Athletic atheist - A professional athlete coming out and admitting he's gay got no play because as a society most well-adjusted people just don’t care. I know I don’t, and if I did I would say so, but I don’t. The issue belongs in the 1950s when Grand Mom Rose was in the closet for three days because she got lost in a pile of clothes. But come out as “no god” guy while athletes are pointing to the sky after home runs and base hits and made 3-point shots, and you are done. The booing will never stop because there is no home for heathens on high definition. I saw a track athlete from the Big 12 conference in an interview say, “I’d first like to give glory to God, who makes all things possible.” A reporter who majored in comparative religions could boldly ask a follow-up question "There are a limitless number of gods across the pantheon of spirits who inhabit the universe; which one are you celebrating? And if all things are possible losing to a heathen hurdler is also possible, isn’t it?” I went 12 years to Catholic school and got a steady dose of catechisms and classes in religion. The discussions are fun, but too many scary people pointing to the sky. Grand Mom Rose: “Blind Faith is nothing but a super group. Eric Clapton and Stevie Winwood on lead guitar with Ginger Baker on drums. Glory be, I love that music!”
Snippets - Tiger Woods is so unlikeable, add in new girlfriend skier Lindsey Vonn - try to take her photo on a mountain of white snow - it’s even worse - but the man can play golf. I believe the more he’s the bad guy the better he plays while his adversaries start lofting tee shots into ponds.
Lots of college men’s lacrosse on ESPNU and all the announcers talk about is “the game is exploding,” but 2,500 is a big crowd, so why play in a stadium lined for football that holds 60,000?

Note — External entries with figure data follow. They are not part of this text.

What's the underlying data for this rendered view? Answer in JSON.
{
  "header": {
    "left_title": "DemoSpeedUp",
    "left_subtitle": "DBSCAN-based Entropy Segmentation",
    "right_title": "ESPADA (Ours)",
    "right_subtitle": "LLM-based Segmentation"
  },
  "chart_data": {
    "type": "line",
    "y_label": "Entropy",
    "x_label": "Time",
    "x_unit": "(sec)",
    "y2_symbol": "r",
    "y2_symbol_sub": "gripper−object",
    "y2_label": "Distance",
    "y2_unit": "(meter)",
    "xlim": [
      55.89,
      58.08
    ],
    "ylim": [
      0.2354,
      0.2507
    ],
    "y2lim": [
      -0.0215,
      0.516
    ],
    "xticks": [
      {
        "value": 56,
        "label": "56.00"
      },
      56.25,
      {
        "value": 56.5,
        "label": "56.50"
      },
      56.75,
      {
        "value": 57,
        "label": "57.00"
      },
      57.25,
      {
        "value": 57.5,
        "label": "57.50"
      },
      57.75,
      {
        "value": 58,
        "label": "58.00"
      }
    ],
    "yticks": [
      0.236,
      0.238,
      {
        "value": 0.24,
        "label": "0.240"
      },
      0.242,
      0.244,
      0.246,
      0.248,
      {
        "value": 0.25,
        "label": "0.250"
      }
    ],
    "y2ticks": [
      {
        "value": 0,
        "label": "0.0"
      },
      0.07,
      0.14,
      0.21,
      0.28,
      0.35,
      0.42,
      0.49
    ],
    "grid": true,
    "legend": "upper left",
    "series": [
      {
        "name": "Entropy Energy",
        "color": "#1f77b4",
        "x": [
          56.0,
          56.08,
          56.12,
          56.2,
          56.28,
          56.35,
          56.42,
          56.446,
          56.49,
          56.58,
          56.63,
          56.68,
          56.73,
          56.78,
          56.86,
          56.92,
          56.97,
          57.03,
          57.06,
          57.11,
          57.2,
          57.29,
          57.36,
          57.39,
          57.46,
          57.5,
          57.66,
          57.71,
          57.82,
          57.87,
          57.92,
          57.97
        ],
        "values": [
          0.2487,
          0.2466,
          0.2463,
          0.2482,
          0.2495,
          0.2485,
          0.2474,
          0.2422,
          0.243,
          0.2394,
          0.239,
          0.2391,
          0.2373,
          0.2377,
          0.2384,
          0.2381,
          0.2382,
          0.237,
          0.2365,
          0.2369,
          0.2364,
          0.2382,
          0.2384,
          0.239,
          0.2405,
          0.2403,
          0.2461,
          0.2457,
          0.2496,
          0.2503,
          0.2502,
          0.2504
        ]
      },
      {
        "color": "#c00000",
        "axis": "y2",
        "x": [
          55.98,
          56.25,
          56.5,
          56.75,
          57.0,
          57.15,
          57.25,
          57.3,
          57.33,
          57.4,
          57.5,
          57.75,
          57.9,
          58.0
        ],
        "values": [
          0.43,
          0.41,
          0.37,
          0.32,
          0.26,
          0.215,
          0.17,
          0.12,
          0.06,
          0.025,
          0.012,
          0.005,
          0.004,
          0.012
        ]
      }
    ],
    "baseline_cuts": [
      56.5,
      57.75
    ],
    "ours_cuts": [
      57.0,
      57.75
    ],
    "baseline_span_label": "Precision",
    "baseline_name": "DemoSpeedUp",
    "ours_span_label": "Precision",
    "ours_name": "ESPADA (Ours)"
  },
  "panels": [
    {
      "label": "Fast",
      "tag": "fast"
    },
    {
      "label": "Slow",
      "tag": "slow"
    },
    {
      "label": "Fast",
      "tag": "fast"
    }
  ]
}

NBA playoffs showcase the biggest, strongest, most athletic players in sports, all of them in the early stages of arthritis because of too many games on hardwood, and that sport just beats you up. By the way, where’s Dr. J; shouldn’t he be on some panel of analysts? Erving was on the Board of Governors of Converse before the Shoe Giant not to be confused with Big Shoe dance went bankrupt in 2001. They just couldn’t answer the question, “Who is Chuck Taylor anyway?” Go on now, git!